パーソナライズドラーニングを「常識」に

複数の生徒が教室に集まり、先生の教えの元、同じ教科書を使って同じ課題に取り組む。これは日本にとって当たり前の風景です。ほとんどの人がこのような教育を受けてきたと思います。

しかし、通常学校の教育に馴染まない子どもたちもいます。例えば学習障害(LD)の子どもたち。

LDは知的な発達に遅れがないにも関わらず、「聞く」「話す」「書く」「計算・推論する」能力のうち、特定のものの習得と使用に著しい困難を示す様々な状態を指します。

中でもよく知られているのはディスレクシア(読字障害)です。ディスレクシは文字を音に変換することが苦手なため、読むことに対する困難が生じます。通常の学校では先生が黒板に書いたものをノートに写すことが多いですが、ディスレクシアは読みに困難があるため、このような作業が著しく苦手です。

私がフリースクールの教員時代に担当していた生徒も読みに困難があり、算数の文章になると途端にやる気をなくしていました。しかし、こちらが問題を読み上げるとスラスラと問題を解いてしまうのです。

当然のことながら、このような困難を持つ子が通常学校の教育で学力を伸ばすことは困難です。さらに言えば、苦手なことを多くやらされるため、モチベーションを維持するのも困難です。

LDと同様、ギフテッドの子どもたちも特殊な教育が必要です。

ギフテッドについては以前こんな記事も書きました。

ギフテッドの子どもたちは特定の分野で著しく高い能力を持っており、通常の学校ではその子の才能を適切に伸ばすことは困難です。自分のレベルに合わず、簡単なことしか習うことができなければいずれ無気力に陥ってしまうからです。

また、ギフテッドのもう一つの側面として、発達障害をはじめとした問題を抱えやすいという特徴があります。
(「2E (twice-exceptional):二重に例外な」という特徴です。)

能力に「峰」と「谷」を併せ持つようなイメージですね。ギフテッドの子供たちがより豊かな生活を送るためにはこの「峰」と「谷」の両方からアプローチする必要があります。これがギフテッド教育の本質です。

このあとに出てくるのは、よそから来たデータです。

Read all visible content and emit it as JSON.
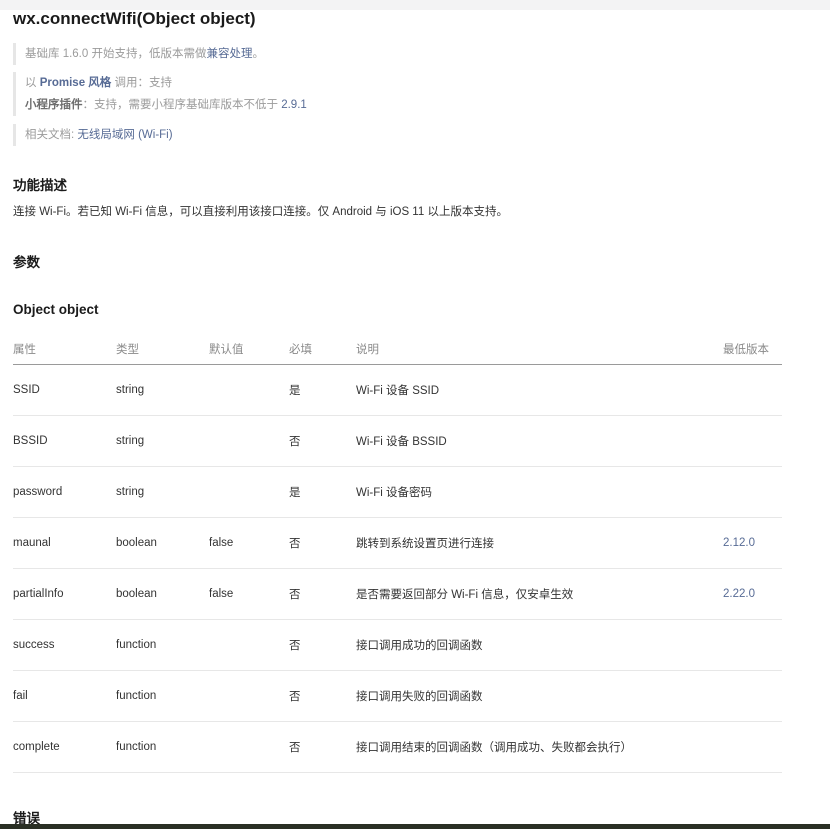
{
  "title": "wx.connectWifi(Object object)",
  "support": {
    "base_text_1": "基础库 1.6.0 开始支持，低版本需做",
    "base_link": "兼容处理",
    "base_text_2": "。",
    "promise_prefix": "以 ",
    "promise_link": "Promise 风格",
    "promise_suffix": " 调用：支持",
    "plugin_label": "小程序插件",
    "plugin_text": "：支持，需要小程序基础库版本不低于 ",
    "plugin_version": "2.9.1",
    "doc_label": "相关文档: ",
    "doc_link": "无线局域网 (Wi-Fi)"
  },
  "sections": {
    "feature": "功能描述",
    "feature_desc": "连接 Wi-Fi。若已知 Wi-Fi 信息，可以直接利用该接口连接。仅 Android 与 iOS 11 以上版本支持。",
    "params": "参数",
    "object": "Object object",
    "errors": "错误"
  },
  "table": {
    "headers": [
      "属性",
      "类型",
      "默认值",
      "必填",
      "说明",
      "最低版本"
    ],
    "rows": [
      {
        "name": "SSID",
        "type": "string",
        "default": "",
        "required": "是",
        "desc": "Wi-Fi 设备 SSID",
        "version": ""
      },
      {
        "name": "BSSID",
        "type": "string",
        "default": "",
        "required": "否",
        "desc": "Wi-Fi 设备 BSSID",
        "version": ""
      },
      {
        "name": "password",
        "type": "string",
        "default": "",
        "required": "是",
        "desc": "Wi-Fi 设备密码",
        "version": ""
      },
      {
        "name": "maunal",
        "type": "boolean",
        "default": "false",
        "required": "否",
        "desc": "跳转到系统设置页进行连接",
        "version": "2.12.0"
      },
      {
        "name": "partialInfo",
        "type": "boolean",
        "default": "false",
        "required": "否",
        "desc": "是否需要返回部分 Wi-Fi 信息，仅安卓生效",
        "version": "2.22.0"
      },
      {
        "name": "success",
        "type": "function",
        "default": "",
        "required": "否",
        "desc": "接口调用成功的回调函数",
        "version": ""
      },
      {
        "name": "fail",
        "type": "function",
        "default": "",
        "required": "否",
        "desc": "接口调用失败的回调函数",
        "version": ""
      },
      {
        "name": "complete",
        "type": "function",
        "default": "",
        "required": "否",
        "desc": "接口调用结束的回调函数（调用成功、失败都会执行）",
        "version": ""
      }
    ]
  },
  "colors": {
    "link": "#576b95",
    "muted": "#9b9b9b",
    "text": "#333333"
  }
}
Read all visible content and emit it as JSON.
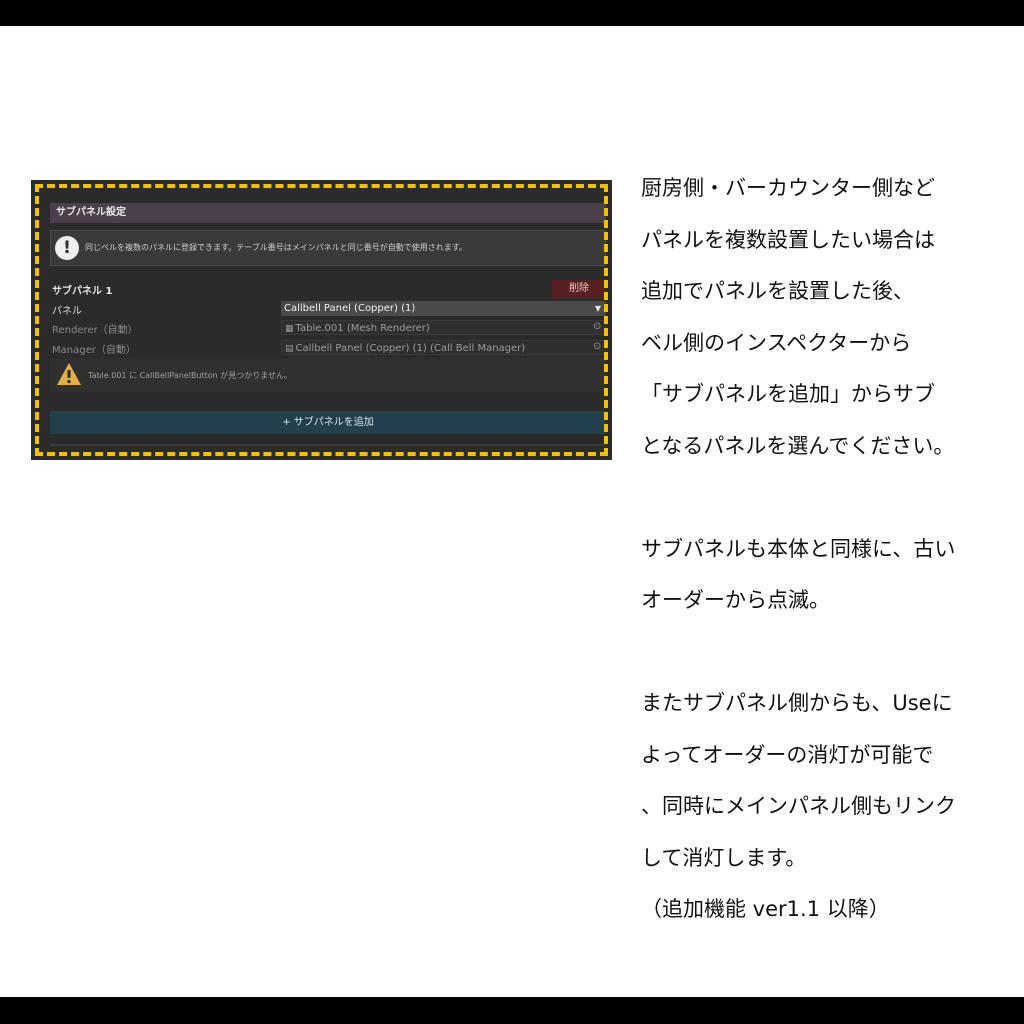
{
  "inspector": {
    "section_title": "サブパネル設定",
    "info_text": "同じベルを複数のパネルに登録できます。テーブル番号はメインパネルと同じ番号が自動で使用されます。",
    "subpanel_title": "サブパネル 1",
    "delete_label": "削除",
    "rows": [
      {
        "label": "パネル",
        "value": "Callbell Panel (Copper) (1)"
      },
      {
        "label": "Renderer（自動）",
        "value": "Table.001 (Mesh Renderer)"
      },
      {
        "label": "Manager（自動）",
        "value": "Callbell Panel (Copper) (1) (Call Bell Manager)"
      }
    ],
    "warning_text": "Table.001 に CallBellPanelButton が見つかりません。",
    "add_label": "+ サブパネルを追加",
    "highlight_color": "#f2c200"
  },
  "description": {
    "para1": [
      "厨房側・バーカウンター側など",
      "パネルを複数設置したい場合は",
      "追加でパネルを設置した後、",
      "ベル側のインスペクターから",
      "「サブパネルを追加」からサブ",
      "となるパネルを選んでください。"
    ],
    "para2": [
      "サブパネルも本体と同様に、古い",
      "オーダーから点滅。"
    ],
    "para3": [
      "またサブパネル側からも、Useに",
      "よってオーダーの消灯が可能で",
      "、同時にメインパネル側もリンク",
      "して消灯します。",
      "（追加機能 ver1.1 以降）"
    ]
  }
}
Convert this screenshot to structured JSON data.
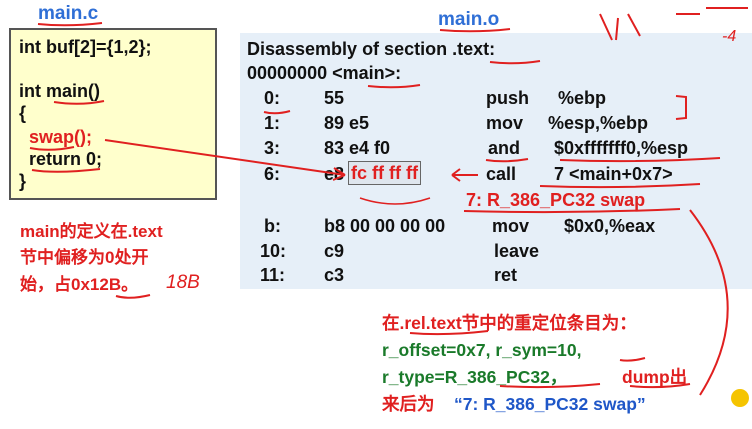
{
  "labels": {
    "source_file": "main.c",
    "object_file": "main.o"
  },
  "source": {
    "line1": "int buf[2]={1,2};",
    "line2": "int main()",
    "line3": "{",
    "line4": "  swap();",
    "line5": "  return 0;",
    "line6": "}"
  },
  "disasm": {
    "header1": "Disassembly of section .text:",
    "header2": "00000000 <main>:",
    "rows": [
      {
        "addr": "0:",
        "bytes": "55",
        "op": "push",
        "args": "%ebp"
      },
      {
        "addr": "1:",
        "bytes": "89 e5",
        "op": "mov",
        "args": "%esp,%ebp"
      },
      {
        "addr": "3:",
        "bytes": "83 e4 f0",
        "op": "and",
        "args": "$0xfffffff0,%esp"
      },
      {
        "addr": "6:",
        "bytes": "e8",
        "bytes_boxed": "fc ff ff ff",
        "op": "call",
        "args": "7 <main+0x7>"
      },
      {
        "addr": "b:",
        "bytes": "b8 00 00 00 00",
        "op": "mov",
        "args": "$0x0,%eax"
      },
      {
        "addr": "10:",
        "bytes": "c9",
        "op": "leave",
        "args": ""
      },
      {
        "addr": "11:",
        "bytes": "c3",
        "op": "ret",
        "args": ""
      }
    ],
    "reloc_line": "7: R_386_PC32 swap"
  },
  "notes": {
    "main_def_line1": "main的定义在.text",
    "main_def_line2": "节中偏移为0处开",
    "main_def_line3": "始，占0x12B。",
    "handwritten_18b": "18B",
    "handwritten_bottom": "-4"
  },
  "rel": {
    "line1": "在.rel.text节中的重定位条目为：",
    "line2": "r_offset=0x7, r_sym=10,",
    "line3_a": "r_type=R_386_PC32，",
    "line3_b": "dump出",
    "line4_a": "来后为",
    "line4_b": "“7: R_386_PC32 swap”"
  },
  "colors": {
    "blue": "#2f6fd6",
    "red": "#e02020",
    "green": "#1a7a2a",
    "panel": "#e6eff8",
    "code_bg": "#ffffcc"
  }
}
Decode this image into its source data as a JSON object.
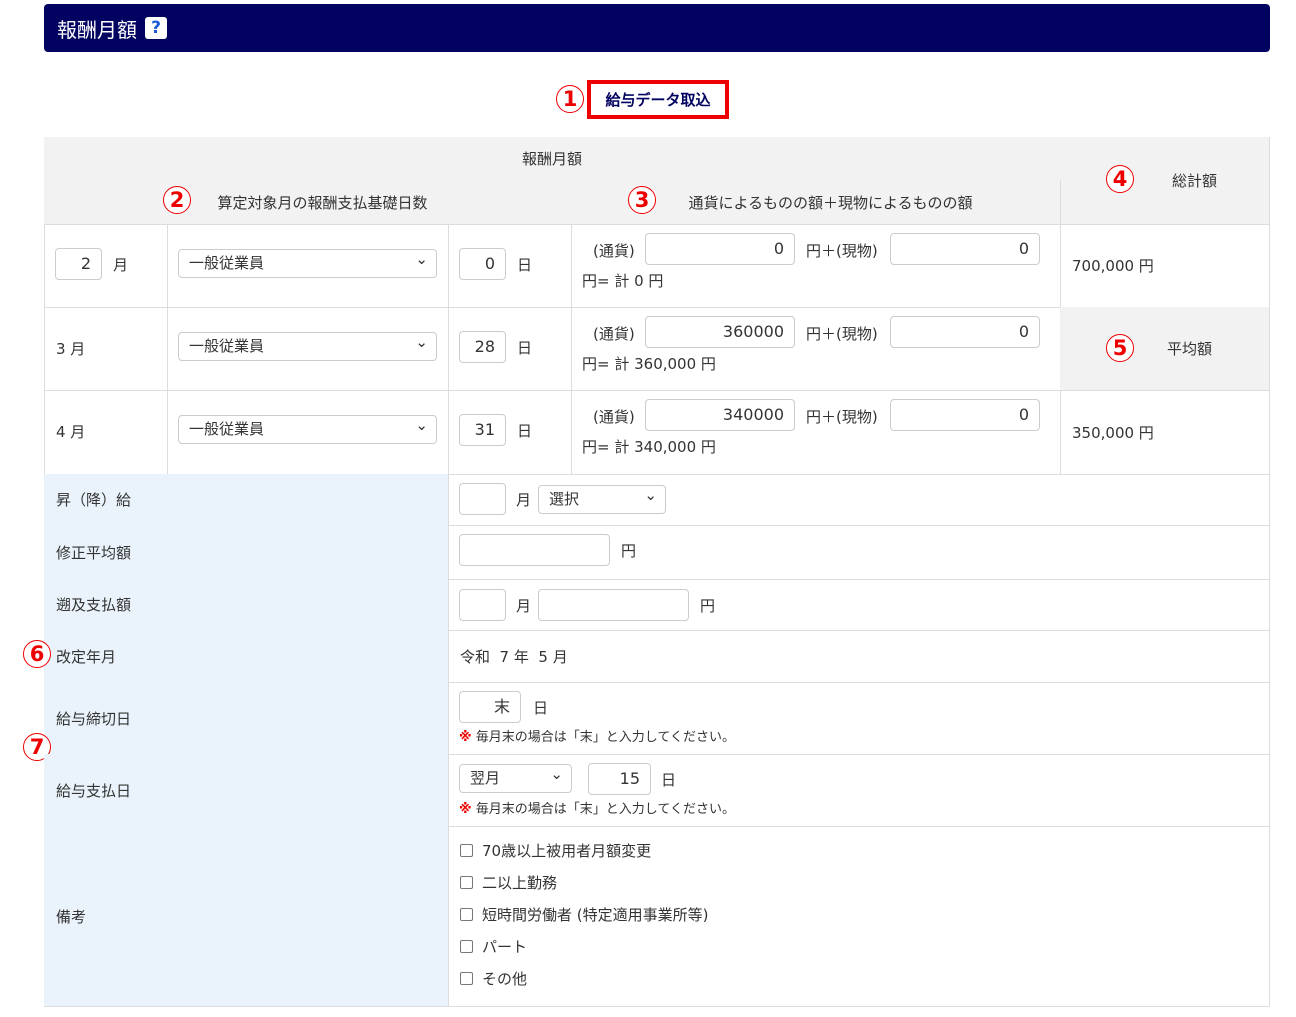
{
  "title": "報酬月額",
  "help_icon": "?",
  "import_button": "給与データ取込",
  "markers": [
    "1",
    "2",
    "3",
    "4",
    "5",
    "6",
    "7"
  ],
  "header": {
    "group": "報酬月額",
    "col_days": "算定対象月の報酬支払基礎日数",
    "col_amount": "通貨によるものの額＋現物によるものの額",
    "total_label": "総計額",
    "avg_label": "平均額"
  },
  "rows": [
    {
      "month": "2",
      "month_unit": "月",
      "type": "一般従業員",
      "days": "0",
      "day_unit": "日",
      "cash_label": "(通貨)",
      "cash": "0",
      "kind_label": "円＋(現物)",
      "kind": "0",
      "sum": "円= 計 0 円"
    },
    {
      "month_text": "3 月",
      "type": "一般従業員",
      "days": "28",
      "day_unit": "日",
      "cash_label": "(通貨)",
      "cash": "360000",
      "kind_label": "円＋(現物)",
      "kind": "0",
      "sum": "円= 計 360,000 円"
    },
    {
      "month_text": "4 月",
      "type": "一般従業員",
      "days": "31",
      "day_unit": "日",
      "cash_label": "(通貨)",
      "cash": "340000",
      "kind_label": "円＋(現物)",
      "kind": "0",
      "sum": "円= 計 340,000 円"
    }
  ],
  "total_value": "700,000 円",
  "avg_value": "350,000 円",
  "raise": {
    "label": "昇（降）給",
    "month": "",
    "month_unit": "月",
    "select": "選択"
  },
  "corrected_avg": {
    "label": "修正平均額",
    "value": "",
    "unit": "円"
  },
  "retro": {
    "label": "遡及支払額",
    "month": "",
    "month_unit": "月",
    "value": "",
    "unit": "円"
  },
  "revision": {
    "label": "改定年月",
    "value": "令和  7 年  5 月"
  },
  "closing": {
    "label": "給与締切日",
    "value": "末",
    "unit": "日",
    "note_mark": "※",
    "note": "毎月末の場合は「末」と入力してください。"
  },
  "payday": {
    "label": "給与支払日",
    "select": "翌月",
    "value": "15",
    "unit": "日",
    "note_mark": "※",
    "note": "毎月末の場合は「末」と入力してください。"
  },
  "remarks": {
    "label": "備考",
    "options": [
      "70歳以上被用者月額変更",
      "二以上勤務",
      "短時間労働者 (特定適用事業所等)",
      "パート",
      "その他"
    ]
  }
}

LDとギフテッドはもちろんですが、教育機会の均等の観点から考えたら、その子のレベルに合った教育を施さなければいけないのは当然のことです。

そのような学習スタイルが効果的な生徒もいれば、逆に進度が早すぎて十分に学ぶことができないという生徒もいるはずです。個々人の能力や認知特性、家庭環境、発育のスピード、習得度がそれぞれ異なることを前提に考えれば、全員が同じ条件を与えらていても、質の高い学びができる環境を得るという観点から言えば、不平等であると言わざるを得ないのです。

そのような「不平等」を解決する手段として、アメリカや欧米諸国では「パーソナライズドラーニング」がトレンドになり始めているそうです。

パーソナライズドラーニングとは、個々の生徒の能力や進度に合わせた学習環境を提供していくこと。

海外ではコンピュータ教材ソフトによって学習を進めていくケースもあるといいます。コンピュータが学習進度を分析、判断し、カリキュラムを作成していきます。(日本でもそのようなアプリが作られ始めていますね。)

コンピュータが作成したカリキュラムの元、出題された問題に取り組みます。回答の傾向や正解率によって次の課題が出題されるようなイメージです。

LDやギフテッドの場合はコンピュータによる分析や判断が難しいかもしれませんが、海外ではパーソナルライズドラーニングが確実に進んでいるのは事実です。

日本も真の意味で教育機会の均等を手に入れなければなりません。